Spectroscopic observations with ground-based telescopes have shown that I Zwicky 18 is almost exclusively composed of hydrogen and helium, the main ingredients created in the Big Bang. The galaxy's primordial makeup suggests that its rate of star formation has been much lower than that of other galaxies of similar age. The galaxy has been studied with most of NASA's telescopes, including the Spitzer Space Telescope, the Chandra X-ray Observatory, the Far Ultraviolet Spectroscopic Explorer (FUSE), and the James Webb Space Telescope. However, it remains a mystery why I Zwicky 18 formed so few stars in the past, and why it is forming so many new stars right now.

In 2015 a study found a very large region of ionised helium in this small galaxy, which tends to be more frequent in very distant galaxies with low presence of metals. The ionization of helium implies the presence of objects emitting a radiation intense enough to knock electrons off the helium atoms. Scientists therefore hypothesise that I Zwicky 18 must contain Population III stars, which are almost absent in all other galaxies in the local universe.

==Distance==
Astronomers at the Space Telescope Science Institute in Baltimore, Maryland and the European Space Agency discerned the distance by observing Cepheid variable stars within I Zwicky 18. These massive flashing stars pulse in a regular rhythm. The timing of their pulsations is directly related to their brightness. The team determined the observed brightness of three Cepheids and compared it with the actual brightness predicted by theoretical models. These models were calculated specifically for I Zwicky 18's deficiency in heavy elements, indicating the galaxy's stars formed before these elements were abundant in the universe. The Cepheid distance was also validated through the observed brightness of the brightest red stars older than one billion years.

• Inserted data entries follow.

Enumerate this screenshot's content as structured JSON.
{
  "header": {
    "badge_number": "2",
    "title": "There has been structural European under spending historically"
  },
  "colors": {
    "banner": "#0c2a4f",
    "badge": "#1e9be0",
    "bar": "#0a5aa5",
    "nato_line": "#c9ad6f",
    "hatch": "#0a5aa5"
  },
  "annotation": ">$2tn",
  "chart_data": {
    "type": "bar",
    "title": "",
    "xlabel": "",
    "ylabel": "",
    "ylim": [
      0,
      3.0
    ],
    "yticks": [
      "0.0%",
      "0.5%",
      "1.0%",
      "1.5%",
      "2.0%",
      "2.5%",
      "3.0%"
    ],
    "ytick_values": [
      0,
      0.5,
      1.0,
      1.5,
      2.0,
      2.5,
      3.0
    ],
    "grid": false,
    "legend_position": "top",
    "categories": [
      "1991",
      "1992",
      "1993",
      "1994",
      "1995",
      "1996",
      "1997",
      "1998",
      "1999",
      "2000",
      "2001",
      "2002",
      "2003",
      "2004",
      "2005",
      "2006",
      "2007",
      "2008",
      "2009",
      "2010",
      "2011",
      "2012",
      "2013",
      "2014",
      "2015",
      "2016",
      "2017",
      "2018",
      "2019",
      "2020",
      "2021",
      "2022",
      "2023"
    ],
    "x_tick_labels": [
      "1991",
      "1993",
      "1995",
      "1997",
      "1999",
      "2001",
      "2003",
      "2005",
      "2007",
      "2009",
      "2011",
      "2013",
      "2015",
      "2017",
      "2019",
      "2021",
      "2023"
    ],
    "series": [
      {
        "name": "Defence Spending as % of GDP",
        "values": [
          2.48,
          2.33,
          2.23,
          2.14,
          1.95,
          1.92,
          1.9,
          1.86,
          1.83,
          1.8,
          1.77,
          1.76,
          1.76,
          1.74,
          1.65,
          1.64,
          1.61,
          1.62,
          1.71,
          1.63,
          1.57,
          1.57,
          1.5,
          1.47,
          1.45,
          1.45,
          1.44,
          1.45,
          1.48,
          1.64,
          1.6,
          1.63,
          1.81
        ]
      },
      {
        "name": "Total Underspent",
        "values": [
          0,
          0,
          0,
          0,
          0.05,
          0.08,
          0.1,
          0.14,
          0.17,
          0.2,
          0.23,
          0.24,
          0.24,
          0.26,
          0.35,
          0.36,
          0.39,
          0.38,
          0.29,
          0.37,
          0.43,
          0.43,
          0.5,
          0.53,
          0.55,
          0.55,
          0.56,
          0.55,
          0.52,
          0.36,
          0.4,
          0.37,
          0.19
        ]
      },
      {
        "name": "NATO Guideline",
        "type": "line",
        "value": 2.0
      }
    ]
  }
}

The Hubble data suggest that I Zwicky 18 is 59 million light-years from Earth. The galaxy's larger-than-expected distance may explain why astronomers have had difficulty detecting older, fainter stars within the galaxy. The faint, old stars in I Zwicky 18 are almost at the limit of Hubble's resolution and sensitivity.

==Classification==
I Zwicky 18 is classified as a dwarf irregular galaxy and also a blue compact galaxy and a starburst galaxy. I Zwicky 18 is much smaller than our Milky Way and a mere 1.58 kpc across. I Zwicky 18 may still be creating Population III stars—spectroscopy shows that its stars are composed almost entirely of hydrogen and helium, with heavier elements almost completely absent. The concentrated bluish-white knots embedded in the heart of the galaxy are two major starburst regions where stars are forming at a furious rate. The wispy blue filaments surrounding the central starburst regions are bubbles of gas that have been blown away by stellar winds and supernova explosions from a previous generation of hot, young stars. This gas is now heated by intense ultraviolet radiation unleashed by a new generation of hot, young stars.